Most GitHub repositories still don't carry a license. This is a problem. Matt Asay explains why.
Open source has never been more pervasive, driving tectonic shifts in mobile, cloud computing, and big data. And yet, open source also remains an afterthought for the legions of coders that flock to GitHub, as new data suggests.
GitHub has made significant efforts to get its developers to thoughtfully license their software, but most developers still don't bother. This can create problems for those that choose to deploy this seemingly unlicensed software.
But rather than eschew the mountains of code being released on GitHub, would-be adopters of GitHub code need to start asking that code be licensed. It may be the only way to change the seemingly permanent shift toward completely open source.
In the beginning was Sourceforge
GitHub is a relative newcomer to source code hosting, but it has quickly become the only credible repository. Sourceforge was the first big code repository, followed by Codehaus, Microsoft's CodePlex, and Google Code, among others.
While CodePlex still shuffles about, Sourceforge gave in to Google Code years ago. Indeed, Google Code looked set to dominate code hosting for a long time, until GitHub hit overdrive. Recently, both Codehaus and Google Code shut down, rendered obsolete by GitHub.
Not that Google is blameless.
According to Andrew Binstock, Editor in Chief of Dr. Dobb's Journal, Google Code was once the industry's developer darling, but Google's missteps made it vulnerable to GitHub:
"When it first came out, [Google Code] was a mecca for new projects, seeded by the many projects of Google employees. It had a fairly low-tech UI, but it was fast and simple to operate. In addition, it had a variety of features that appealed especially to programmers. However, Google moved slowly in improving the site to recognize changing developer preferences. And the company did not update its peculiar UI. And it was less than helpful to user requests. All were crucial missteps."
GitHub, for its part, put developers first, which was arguably its "killer feature." By putting developers first, I mean that GitHub, more than any other code repository, put code first, as an excellent Wired article detailed. Rather than land a developer on some Overview page, GitHub immediately pushes developers into the code, and then makes it easy to fork that code.
But one of the potential pitfalls in this easy experience is that most GitHub developers continue to ignore open source.
The kids don't care
A shift to permissive open-source licensing has been in full gear for many years, as Redmonk analyst Donnie Berkholz captured, but GitHub takes this trend to new levels. Or, as free software luminary Glyn Moody declared, "the logical conclusion of the move to more 'permissive' licences [is] one that permits everything."
Which is precisely what GitHub's license data shows.
Two years ago, GitHub released data showing the typical open-source licenses chosen by the millions of projects it hosts—or, rather, the lack thereof.
A mere 14.9% of projects on GitHub in 2013 identified a license at all, as Neil McAllister uncovered. Two years later, things have improved, but not as much as GitHub's Ben Balter wants us to believe.
As can be seen in his chart below, GitHub's introduction of choosealicense.com and its license picker helped to reverse a long decline of licensed repositories (that is, code repositories that explicitly identify a license). But what can also be seen is a renewed slide toward licensing anarchy:
Balter said "the results exceeded even my highest open-source expectations." If so, he may need to upgrade his expectations.
After all, it's not as if unlicensed code is, well, unlicensed. All software, whether explicitly licensed or not, carries a copyright. That's just how copyright law works.
So, if all this "unlicensed" software actually carries a license, what are the rights of all the millions of developers using that code? Therein lies the problem.

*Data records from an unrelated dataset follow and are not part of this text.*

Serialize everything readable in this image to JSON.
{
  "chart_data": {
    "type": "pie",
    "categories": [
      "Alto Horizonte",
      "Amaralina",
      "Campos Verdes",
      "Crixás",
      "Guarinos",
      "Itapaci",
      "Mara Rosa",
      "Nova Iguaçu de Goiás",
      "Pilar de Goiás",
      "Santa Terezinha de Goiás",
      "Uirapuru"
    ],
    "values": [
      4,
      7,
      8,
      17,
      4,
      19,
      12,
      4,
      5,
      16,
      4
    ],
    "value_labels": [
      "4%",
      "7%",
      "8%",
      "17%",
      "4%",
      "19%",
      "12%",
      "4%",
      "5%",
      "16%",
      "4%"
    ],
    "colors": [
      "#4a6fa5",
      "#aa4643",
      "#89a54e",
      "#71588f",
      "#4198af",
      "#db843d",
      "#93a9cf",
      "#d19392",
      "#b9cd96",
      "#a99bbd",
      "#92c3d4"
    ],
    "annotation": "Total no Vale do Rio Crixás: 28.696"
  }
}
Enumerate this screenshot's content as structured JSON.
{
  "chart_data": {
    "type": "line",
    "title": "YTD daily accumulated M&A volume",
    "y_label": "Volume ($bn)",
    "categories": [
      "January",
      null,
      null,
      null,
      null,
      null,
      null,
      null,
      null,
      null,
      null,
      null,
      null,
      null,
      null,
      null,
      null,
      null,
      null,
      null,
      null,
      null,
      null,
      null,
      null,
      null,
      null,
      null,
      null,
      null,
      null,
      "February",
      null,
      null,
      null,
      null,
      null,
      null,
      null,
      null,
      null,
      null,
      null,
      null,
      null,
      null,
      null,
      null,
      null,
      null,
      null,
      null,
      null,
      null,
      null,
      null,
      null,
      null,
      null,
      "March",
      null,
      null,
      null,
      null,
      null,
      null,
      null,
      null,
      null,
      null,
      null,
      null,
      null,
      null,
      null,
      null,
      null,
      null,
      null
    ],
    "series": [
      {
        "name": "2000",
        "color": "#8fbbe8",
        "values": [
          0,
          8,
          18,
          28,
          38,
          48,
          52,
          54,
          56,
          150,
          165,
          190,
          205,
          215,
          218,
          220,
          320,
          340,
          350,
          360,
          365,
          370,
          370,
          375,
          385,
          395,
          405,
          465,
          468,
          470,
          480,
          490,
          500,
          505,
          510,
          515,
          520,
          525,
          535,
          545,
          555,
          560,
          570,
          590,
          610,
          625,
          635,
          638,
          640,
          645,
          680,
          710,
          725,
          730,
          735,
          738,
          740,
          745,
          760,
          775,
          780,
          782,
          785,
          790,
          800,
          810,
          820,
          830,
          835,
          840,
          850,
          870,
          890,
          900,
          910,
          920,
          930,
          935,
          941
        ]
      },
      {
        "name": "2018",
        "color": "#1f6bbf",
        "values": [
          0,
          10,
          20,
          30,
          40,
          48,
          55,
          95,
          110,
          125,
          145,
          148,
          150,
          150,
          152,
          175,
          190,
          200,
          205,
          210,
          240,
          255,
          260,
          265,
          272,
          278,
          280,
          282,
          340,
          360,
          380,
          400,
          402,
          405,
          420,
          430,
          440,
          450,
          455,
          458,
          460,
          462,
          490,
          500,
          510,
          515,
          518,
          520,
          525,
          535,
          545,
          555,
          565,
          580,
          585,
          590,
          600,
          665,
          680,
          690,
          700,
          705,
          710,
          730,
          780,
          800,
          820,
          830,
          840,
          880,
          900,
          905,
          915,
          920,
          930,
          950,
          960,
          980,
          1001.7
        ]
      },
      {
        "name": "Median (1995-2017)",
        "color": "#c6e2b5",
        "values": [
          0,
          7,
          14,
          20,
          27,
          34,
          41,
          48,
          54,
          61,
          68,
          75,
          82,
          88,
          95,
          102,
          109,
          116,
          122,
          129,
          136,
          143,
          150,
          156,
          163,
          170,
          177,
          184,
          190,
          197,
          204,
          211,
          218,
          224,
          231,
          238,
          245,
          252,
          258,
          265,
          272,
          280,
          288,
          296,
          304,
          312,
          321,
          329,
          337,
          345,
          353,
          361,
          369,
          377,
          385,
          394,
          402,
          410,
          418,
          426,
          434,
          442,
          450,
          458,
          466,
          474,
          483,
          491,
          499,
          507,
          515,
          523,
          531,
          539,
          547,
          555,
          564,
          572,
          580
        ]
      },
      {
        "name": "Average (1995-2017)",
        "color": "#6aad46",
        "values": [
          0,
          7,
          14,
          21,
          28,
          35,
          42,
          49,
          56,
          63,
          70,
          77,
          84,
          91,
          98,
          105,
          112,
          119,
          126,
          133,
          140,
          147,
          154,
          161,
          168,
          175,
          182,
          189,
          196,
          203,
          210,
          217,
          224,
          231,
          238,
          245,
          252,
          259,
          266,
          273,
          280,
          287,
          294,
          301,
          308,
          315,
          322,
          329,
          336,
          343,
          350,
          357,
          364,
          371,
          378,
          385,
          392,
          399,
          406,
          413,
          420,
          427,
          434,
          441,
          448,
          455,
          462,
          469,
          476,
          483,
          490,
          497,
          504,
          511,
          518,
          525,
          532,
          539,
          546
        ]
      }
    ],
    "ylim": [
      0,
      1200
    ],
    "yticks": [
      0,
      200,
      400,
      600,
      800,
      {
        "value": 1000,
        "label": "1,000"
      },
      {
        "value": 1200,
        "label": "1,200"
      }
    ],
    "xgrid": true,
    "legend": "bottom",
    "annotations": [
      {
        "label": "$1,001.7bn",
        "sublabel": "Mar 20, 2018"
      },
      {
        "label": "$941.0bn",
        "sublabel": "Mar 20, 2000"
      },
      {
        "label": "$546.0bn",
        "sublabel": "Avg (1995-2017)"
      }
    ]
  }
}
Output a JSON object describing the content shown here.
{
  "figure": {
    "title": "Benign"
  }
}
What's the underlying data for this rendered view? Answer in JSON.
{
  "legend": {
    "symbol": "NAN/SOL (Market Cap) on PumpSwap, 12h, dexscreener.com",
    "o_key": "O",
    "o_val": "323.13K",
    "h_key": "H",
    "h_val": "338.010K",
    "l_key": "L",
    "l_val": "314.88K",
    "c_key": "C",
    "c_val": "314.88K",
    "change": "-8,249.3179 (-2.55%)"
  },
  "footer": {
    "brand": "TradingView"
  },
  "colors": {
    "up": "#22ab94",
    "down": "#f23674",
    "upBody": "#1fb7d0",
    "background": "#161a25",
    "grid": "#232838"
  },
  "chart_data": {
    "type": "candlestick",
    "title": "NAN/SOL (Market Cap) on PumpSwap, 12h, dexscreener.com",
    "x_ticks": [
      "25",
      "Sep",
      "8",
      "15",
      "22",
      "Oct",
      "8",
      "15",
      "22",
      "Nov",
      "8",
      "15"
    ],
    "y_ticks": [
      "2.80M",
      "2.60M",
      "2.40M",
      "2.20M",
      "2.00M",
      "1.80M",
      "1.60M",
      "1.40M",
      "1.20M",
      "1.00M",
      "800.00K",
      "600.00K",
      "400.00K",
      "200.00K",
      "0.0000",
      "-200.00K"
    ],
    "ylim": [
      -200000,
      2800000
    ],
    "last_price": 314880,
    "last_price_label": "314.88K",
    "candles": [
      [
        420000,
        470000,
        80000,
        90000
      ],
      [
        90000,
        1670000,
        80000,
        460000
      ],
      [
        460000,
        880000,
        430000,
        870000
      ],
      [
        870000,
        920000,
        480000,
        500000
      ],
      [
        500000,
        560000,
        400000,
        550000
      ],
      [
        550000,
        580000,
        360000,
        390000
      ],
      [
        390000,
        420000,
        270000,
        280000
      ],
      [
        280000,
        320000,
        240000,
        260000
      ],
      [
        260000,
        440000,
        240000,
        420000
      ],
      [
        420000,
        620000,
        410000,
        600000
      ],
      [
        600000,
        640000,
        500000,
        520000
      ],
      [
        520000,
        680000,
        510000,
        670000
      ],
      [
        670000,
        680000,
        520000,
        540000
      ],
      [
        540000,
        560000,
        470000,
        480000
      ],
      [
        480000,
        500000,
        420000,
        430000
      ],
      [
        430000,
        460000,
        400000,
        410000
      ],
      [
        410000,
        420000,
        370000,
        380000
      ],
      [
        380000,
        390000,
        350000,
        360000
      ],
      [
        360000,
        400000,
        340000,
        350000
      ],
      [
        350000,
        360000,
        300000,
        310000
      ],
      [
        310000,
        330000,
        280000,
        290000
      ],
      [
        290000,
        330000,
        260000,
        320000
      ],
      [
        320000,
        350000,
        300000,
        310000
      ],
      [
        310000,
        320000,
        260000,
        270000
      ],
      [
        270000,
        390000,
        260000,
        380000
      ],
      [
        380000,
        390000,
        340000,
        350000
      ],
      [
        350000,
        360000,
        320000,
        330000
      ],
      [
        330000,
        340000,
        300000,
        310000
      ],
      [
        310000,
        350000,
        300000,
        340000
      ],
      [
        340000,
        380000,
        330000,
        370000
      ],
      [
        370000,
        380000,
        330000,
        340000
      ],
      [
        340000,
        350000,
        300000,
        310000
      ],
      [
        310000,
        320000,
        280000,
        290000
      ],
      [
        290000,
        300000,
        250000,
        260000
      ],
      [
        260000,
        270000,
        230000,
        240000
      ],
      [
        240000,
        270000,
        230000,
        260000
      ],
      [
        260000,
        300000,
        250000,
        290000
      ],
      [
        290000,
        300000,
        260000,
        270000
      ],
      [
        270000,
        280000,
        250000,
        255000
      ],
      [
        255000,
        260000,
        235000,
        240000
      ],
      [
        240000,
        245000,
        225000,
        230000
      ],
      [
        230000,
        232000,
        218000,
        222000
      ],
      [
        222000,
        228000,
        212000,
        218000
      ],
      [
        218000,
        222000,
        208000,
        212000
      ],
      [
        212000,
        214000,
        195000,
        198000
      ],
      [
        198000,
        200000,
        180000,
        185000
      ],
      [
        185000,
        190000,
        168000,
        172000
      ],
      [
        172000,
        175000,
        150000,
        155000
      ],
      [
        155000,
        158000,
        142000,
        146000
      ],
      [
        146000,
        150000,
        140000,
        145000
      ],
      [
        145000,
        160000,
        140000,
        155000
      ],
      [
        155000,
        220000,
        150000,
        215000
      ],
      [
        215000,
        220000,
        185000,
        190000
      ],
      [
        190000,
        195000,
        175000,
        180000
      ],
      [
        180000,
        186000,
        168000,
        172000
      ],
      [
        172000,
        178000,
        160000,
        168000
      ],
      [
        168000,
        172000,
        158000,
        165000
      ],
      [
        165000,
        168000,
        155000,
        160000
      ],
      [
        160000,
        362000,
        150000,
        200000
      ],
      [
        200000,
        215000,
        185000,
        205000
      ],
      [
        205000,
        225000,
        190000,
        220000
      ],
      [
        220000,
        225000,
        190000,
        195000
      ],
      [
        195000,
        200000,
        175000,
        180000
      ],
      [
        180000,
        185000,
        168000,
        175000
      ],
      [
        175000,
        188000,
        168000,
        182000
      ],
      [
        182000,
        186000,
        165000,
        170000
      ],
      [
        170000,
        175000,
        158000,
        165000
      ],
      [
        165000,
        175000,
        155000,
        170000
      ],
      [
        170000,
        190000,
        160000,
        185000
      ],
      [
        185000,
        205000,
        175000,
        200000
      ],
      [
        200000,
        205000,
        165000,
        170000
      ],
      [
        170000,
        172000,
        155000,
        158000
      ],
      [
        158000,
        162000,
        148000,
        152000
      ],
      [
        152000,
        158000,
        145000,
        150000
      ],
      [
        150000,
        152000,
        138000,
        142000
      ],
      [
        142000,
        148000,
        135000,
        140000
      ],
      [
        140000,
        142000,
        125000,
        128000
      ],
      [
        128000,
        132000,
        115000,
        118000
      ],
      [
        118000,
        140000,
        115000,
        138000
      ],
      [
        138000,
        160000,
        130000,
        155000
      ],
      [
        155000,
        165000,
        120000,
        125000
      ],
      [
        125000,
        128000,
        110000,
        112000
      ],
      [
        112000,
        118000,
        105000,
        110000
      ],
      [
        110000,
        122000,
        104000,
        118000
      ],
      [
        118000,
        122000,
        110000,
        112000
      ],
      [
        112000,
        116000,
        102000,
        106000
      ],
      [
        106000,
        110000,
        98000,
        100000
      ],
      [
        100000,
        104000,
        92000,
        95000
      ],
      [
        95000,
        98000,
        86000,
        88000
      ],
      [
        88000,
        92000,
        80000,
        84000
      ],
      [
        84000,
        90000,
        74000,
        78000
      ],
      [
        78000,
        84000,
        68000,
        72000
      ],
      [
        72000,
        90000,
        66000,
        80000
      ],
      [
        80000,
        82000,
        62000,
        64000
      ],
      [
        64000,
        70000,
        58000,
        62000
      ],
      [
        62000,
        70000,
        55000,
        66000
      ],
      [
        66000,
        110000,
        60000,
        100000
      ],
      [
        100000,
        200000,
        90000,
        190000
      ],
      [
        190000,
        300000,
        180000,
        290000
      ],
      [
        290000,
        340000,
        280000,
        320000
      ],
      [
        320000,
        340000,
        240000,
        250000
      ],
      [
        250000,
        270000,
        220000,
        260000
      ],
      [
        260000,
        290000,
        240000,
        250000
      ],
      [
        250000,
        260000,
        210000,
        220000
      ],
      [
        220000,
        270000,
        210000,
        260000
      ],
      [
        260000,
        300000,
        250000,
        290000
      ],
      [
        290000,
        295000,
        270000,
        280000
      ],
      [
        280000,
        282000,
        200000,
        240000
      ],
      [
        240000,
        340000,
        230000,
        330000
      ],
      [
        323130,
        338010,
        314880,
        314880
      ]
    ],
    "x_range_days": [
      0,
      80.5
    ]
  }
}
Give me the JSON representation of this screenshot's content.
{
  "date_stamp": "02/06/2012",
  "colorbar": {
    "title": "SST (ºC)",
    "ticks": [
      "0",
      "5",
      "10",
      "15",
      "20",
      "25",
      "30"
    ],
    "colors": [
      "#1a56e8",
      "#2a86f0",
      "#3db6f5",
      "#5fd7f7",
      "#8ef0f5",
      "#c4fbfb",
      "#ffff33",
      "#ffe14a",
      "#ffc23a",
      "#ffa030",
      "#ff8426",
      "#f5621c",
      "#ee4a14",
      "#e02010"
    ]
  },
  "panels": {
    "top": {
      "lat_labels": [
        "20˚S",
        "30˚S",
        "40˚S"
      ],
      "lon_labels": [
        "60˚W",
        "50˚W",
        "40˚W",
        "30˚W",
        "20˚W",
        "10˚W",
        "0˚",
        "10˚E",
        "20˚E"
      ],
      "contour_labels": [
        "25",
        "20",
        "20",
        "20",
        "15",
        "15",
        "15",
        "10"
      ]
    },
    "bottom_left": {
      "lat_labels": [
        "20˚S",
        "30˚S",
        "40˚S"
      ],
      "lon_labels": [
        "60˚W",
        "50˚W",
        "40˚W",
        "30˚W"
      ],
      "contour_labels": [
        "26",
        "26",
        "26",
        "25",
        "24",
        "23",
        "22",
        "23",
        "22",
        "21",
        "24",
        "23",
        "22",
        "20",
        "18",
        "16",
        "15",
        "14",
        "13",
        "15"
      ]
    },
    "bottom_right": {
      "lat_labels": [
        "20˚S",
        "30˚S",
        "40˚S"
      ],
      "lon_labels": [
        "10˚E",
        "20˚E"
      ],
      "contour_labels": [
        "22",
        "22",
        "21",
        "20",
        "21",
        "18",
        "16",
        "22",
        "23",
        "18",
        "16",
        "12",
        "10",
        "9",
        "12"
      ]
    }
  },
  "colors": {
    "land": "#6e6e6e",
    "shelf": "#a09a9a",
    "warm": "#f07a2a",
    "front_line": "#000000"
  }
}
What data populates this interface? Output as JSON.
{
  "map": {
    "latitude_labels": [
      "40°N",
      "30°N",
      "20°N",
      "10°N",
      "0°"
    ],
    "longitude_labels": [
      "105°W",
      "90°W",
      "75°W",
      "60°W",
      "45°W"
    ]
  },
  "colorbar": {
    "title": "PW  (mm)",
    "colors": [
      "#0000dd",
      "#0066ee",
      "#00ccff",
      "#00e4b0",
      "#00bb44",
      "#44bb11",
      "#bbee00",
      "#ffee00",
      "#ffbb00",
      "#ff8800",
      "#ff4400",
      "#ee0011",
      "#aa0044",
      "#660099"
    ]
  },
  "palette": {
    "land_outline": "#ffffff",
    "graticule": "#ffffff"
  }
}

Balter continued, "Developers use GitHub because they want to share their code with the world, and the data suggests that when the tools we use make it a little bit easier, developers do just that. When presented with the option, they choose to license, and they license very permissively."
But that's not really what the data says. The data shows that even when presented with the option to license, the vast majority of GitHub developers don't license their code under any particular license, open source or otherwise. Which means that GitHub remains a morass of software of dubious license parentage.
Should you use it, anyway?
Does this matter? Yes, it absolutely does. But should it keep you and your company from using GitHub software? No, it absolutely does not.
After all, as Berkholz noted, "As projects grow, they tend to sort out any licensing issues, likely because they get corporate users, professional developers, etc." The more popular code, in other words, will generally find its way to a mainstream license, because enough people will get involved that expect mainstream licensing behavior.
But there's another option, and that is to force the change. Would-be contributors or users of a GitHub project can and should ask the code creators to choose a license. It takes very little time and can save a lot of bother later. (Try going through a code review at time of company acquisition if you've elected to deploy a mass of dubiously licensed software in your products. It's not pretty.)
Simply raising the issue will be enough with most project sponsors to get them to choosealicense.com. They may not recognize the importance of doing so until you ask.
So ask. After all, it's your code, too—or can be, with the right license.